BRUXELLES THE PRODUCTIVE CITY

The site is situated southwest of Gare du Midi in Bruxelles. Originally a factory site, now a collection of solitary office buildings, a hardware store, smaller productive activities, and a logistic hall of Proximus – the biggest telecommunications company in Belgium. Urban strategy for the site focused on creating a streetscape connecting the city to the Senne with a traditional hierarchy of streets. But very importantly still keeping the productive activities necessary to the city. This became the framework of the design project, which focused on the logistic hall.

The project aims to offer a pure architectural solution in a very constrained situation. The design proposal starts with the idea of keeping the entire structure of the existing logistic building, in other words not changing the surface area and the volume of the building. Four new volumes are added, a thin tower, an extension of the groundfloor with stairs accessing the rooftop, a long residential building on top of the extension, and a long wooden hall with covered open-air spaces at both ends.

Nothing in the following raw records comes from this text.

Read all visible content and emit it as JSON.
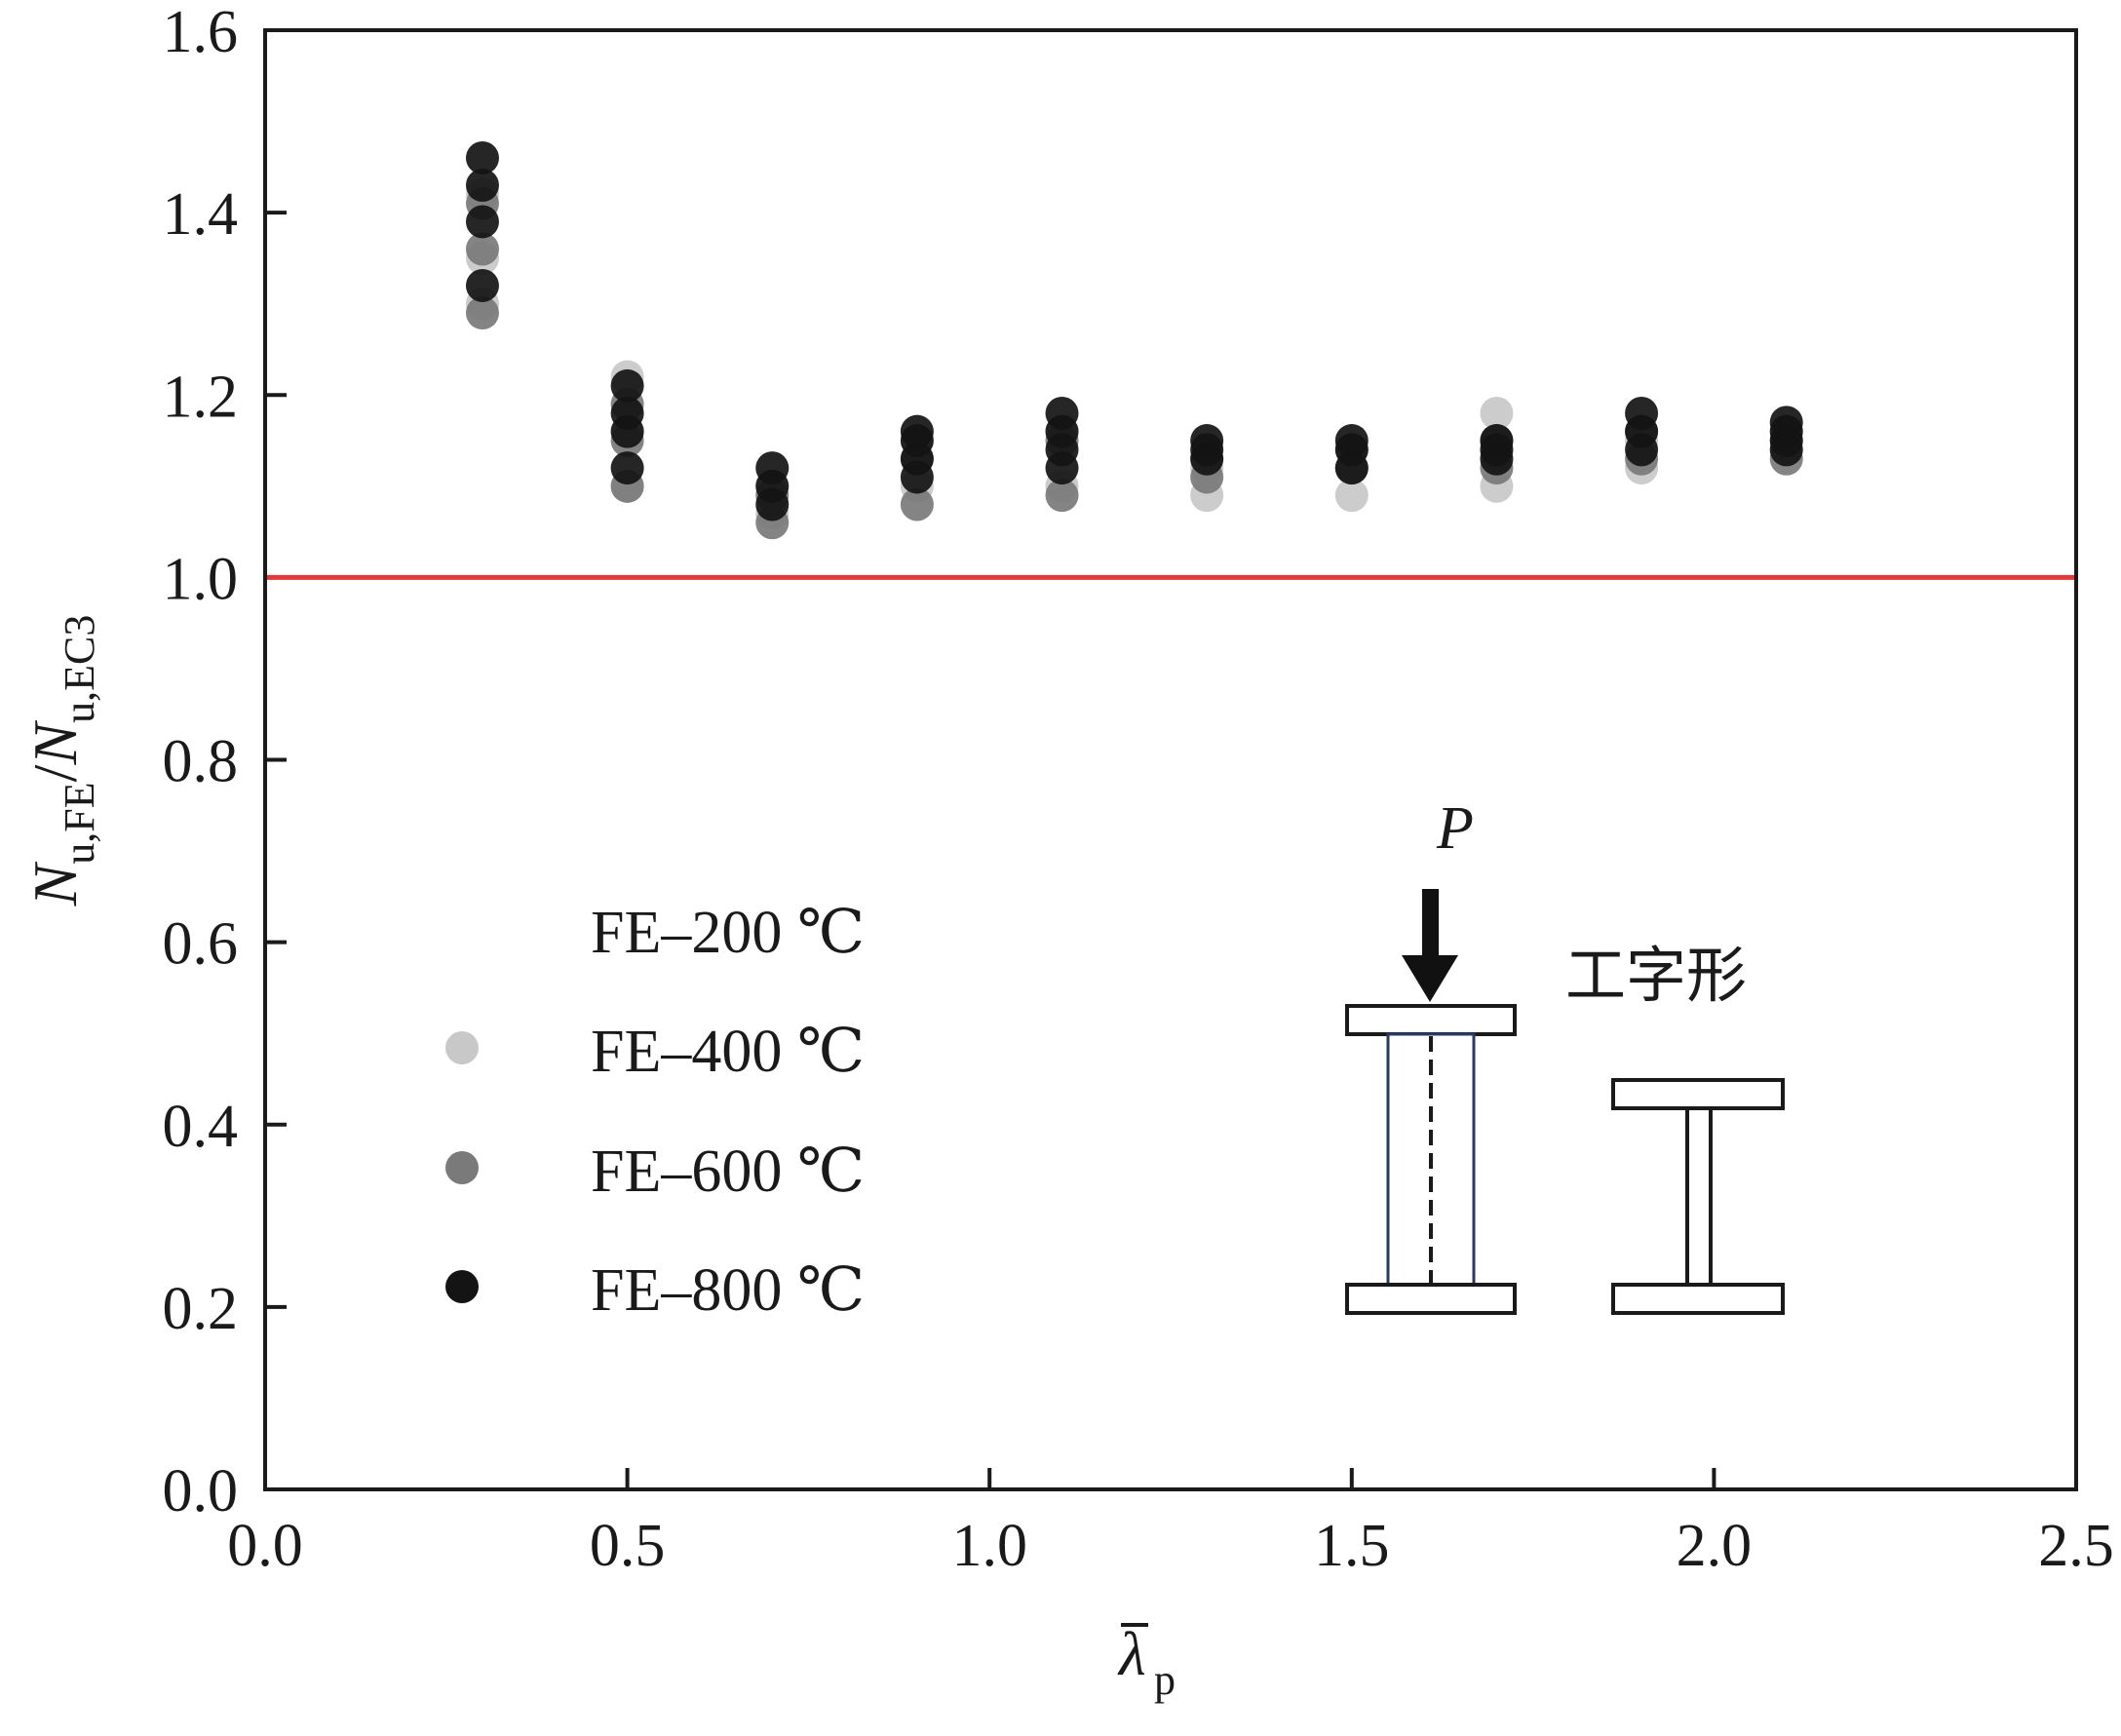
{
  "chart_data": {
    "type": "scatter",
    "title": "",
    "xlim": [
      0.0,
      2.5
    ],
    "ylim": [
      0.0,
      1.6
    ],
    "x_ticks": [
      "0.0",
      "0.5",
      "1.0",
      "1.5",
      "2.0",
      "2.5"
    ],
    "y_ticks": [
      "0.0",
      "0.2",
      "0.4",
      "0.6",
      "0.8",
      "1.0",
      "1.2",
      "1.4",
      "1.6"
    ],
    "xlabel": {
      "main": "λ",
      "sub": "p",
      "overbar": true
    },
    "ylabel": {
      "n1": "N",
      "s1": "u,FE",
      "slash": "/",
      "n2": "N",
      "s2": "u,EC3"
    },
    "reference_line": {
      "y": 1.0,
      "color": "#e23a3a"
    },
    "grid": false,
    "legend_position": "left-middle",
    "series": [
      {
        "name": "FE–200 ℃",
        "color": "#ffffff",
        "points": [
          [
            0.3,
            1.42
          ],
          [
            0.5,
            1.21
          ],
          [
            0.7,
            1.1
          ],
          [
            0.9,
            1.13
          ],
          [
            1.1,
            1.14
          ],
          [
            1.3,
            1.12
          ],
          [
            1.5,
            1.12
          ],
          [
            1.7,
            1.14
          ],
          [
            1.9,
            1.15
          ],
          [
            2.1,
            1.15
          ]
        ]
      },
      {
        "name": "FE–400 ℃",
        "color": "#c8c8c8",
        "points": [
          [
            0.3,
            1.3
          ],
          [
            0.3,
            1.35
          ],
          [
            0.3,
            1.42
          ],
          [
            0.5,
            1.1
          ],
          [
            0.5,
            1.16
          ],
          [
            0.5,
            1.22
          ],
          [
            0.7,
            1.07
          ],
          [
            0.7,
            1.1
          ],
          [
            0.9,
            1.1
          ],
          [
            0.9,
            1.15
          ],
          [
            1.1,
            1.1
          ],
          [
            1.1,
            1.16
          ],
          [
            1.3,
            1.09
          ],
          [
            1.3,
            1.12
          ],
          [
            1.5,
            1.09
          ],
          [
            1.5,
            1.12
          ],
          [
            1.7,
            1.1
          ],
          [
            1.7,
            1.14
          ],
          [
            1.7,
            1.18
          ],
          [
            1.9,
            1.12
          ],
          [
            1.9,
            1.15
          ],
          [
            2.1,
            1.14
          ],
          [
            2.1,
            1.16
          ]
        ]
      },
      {
        "name": "FE–600 ℃",
        "color": "#7a7a7a",
        "points": [
          [
            0.3,
            1.29
          ],
          [
            0.3,
            1.36
          ],
          [
            0.3,
            1.41
          ],
          [
            0.5,
            1.1
          ],
          [
            0.5,
            1.15
          ],
          [
            0.5,
            1.19
          ],
          [
            0.7,
            1.06
          ],
          [
            0.7,
            1.09
          ],
          [
            0.9,
            1.08
          ],
          [
            0.9,
            1.13
          ],
          [
            1.1,
            1.09
          ],
          [
            1.1,
            1.15
          ],
          [
            1.3,
            1.11
          ],
          [
            1.3,
            1.13
          ],
          [
            1.5,
            1.12
          ],
          [
            1.5,
            1.14
          ],
          [
            1.7,
            1.12
          ],
          [
            1.7,
            1.15
          ],
          [
            1.9,
            1.13
          ],
          [
            1.9,
            1.16
          ],
          [
            2.1,
            1.13
          ],
          [
            2.1,
            1.15
          ]
        ]
      },
      {
        "name": "FE–800 ℃",
        "color": "#141414",
        "points": [
          [
            0.3,
            1.32
          ],
          [
            0.3,
            1.39
          ],
          [
            0.3,
            1.43
          ],
          [
            0.3,
            1.46
          ],
          [
            0.5,
            1.12
          ],
          [
            0.5,
            1.16
          ],
          [
            0.5,
            1.18
          ],
          [
            0.5,
            1.21
          ],
          [
            0.7,
            1.08
          ],
          [
            0.7,
            1.1
          ],
          [
            0.7,
            1.12
          ],
          [
            0.9,
            1.11
          ],
          [
            0.9,
            1.13
          ],
          [
            0.9,
            1.15
          ],
          [
            0.9,
            1.16
          ],
          [
            1.1,
            1.12
          ],
          [
            1.1,
            1.14
          ],
          [
            1.1,
            1.16
          ],
          [
            1.1,
            1.18
          ],
          [
            1.3,
            1.13
          ],
          [
            1.3,
            1.14
          ],
          [
            1.3,
            1.15
          ],
          [
            1.5,
            1.12
          ],
          [
            1.5,
            1.14
          ],
          [
            1.5,
            1.15
          ],
          [
            1.7,
            1.13
          ],
          [
            1.7,
            1.14
          ],
          [
            1.7,
            1.15
          ],
          [
            1.9,
            1.14
          ],
          [
            1.9,
            1.16
          ],
          [
            1.9,
            1.18
          ],
          [
            2.1,
            1.14
          ],
          [
            2.1,
            1.15
          ],
          [
            2.1,
            1.16
          ],
          [
            2.1,
            1.17
          ]
        ]
      }
    ]
  },
  "diagram": {
    "load_label": "P",
    "section_label": "工字形"
  }
}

The composition of these volumes creates an inner courtyard on the rooftop area. But this is not a closed courtyard in the traditional sense, anyone can enter and is encouraged to do so. The difference is in the level of scale, intimacy, and safety. The courtyard is a quieter and calmer place than the dynamic productive street below. The traditional private-public dynamic is disregarded. All the spaces are interpreted as collective spaces. “Collective spaces consist of multiple collective levels that are defined by as many territorial boundaries. Some of these levels belong to an intimate sphere, others provide a high exposure, some of them can feel safe, others embody threat or danger.” Yet every aspect of the concept is questioned in its pros and cons. An example: The first floor with parking is demolished, as a 2,3m high

space doesn’t bring spatial quality and by demolishing this floor the rooftop becomes lower and thus more accessible. This becomes a very strong argument for not keeping this specific part of the existing structure. And yet most of the existing situation is kept, which creates very strong limitations to the design solution. These extreme constraints can bring new unique spatial formations and qualities. The thin tower, for example, uses the remaining 5 meters between the building and the sidewalk as a thin concentrated base with all the collective areas situated there. The residential floors above are cantilevered creating bigger apartments and a transitional arcade zone on the rooftop level. “The question is how you react architecturally to constrains: whether you resist constraints or absorb them in the design and attempt to instrumentalize them.” 2 This can become a strong designing technique, through attempting “to include as many of these things in a difficult whole”, these projects “develop a greater depth and are enriched at several levels of meaning.” Through extreme solutions like this, it is possible to achieve effective usage of spaces in the city with a certain humility towards something without much of an architectural value but with a value for the city nonetheless.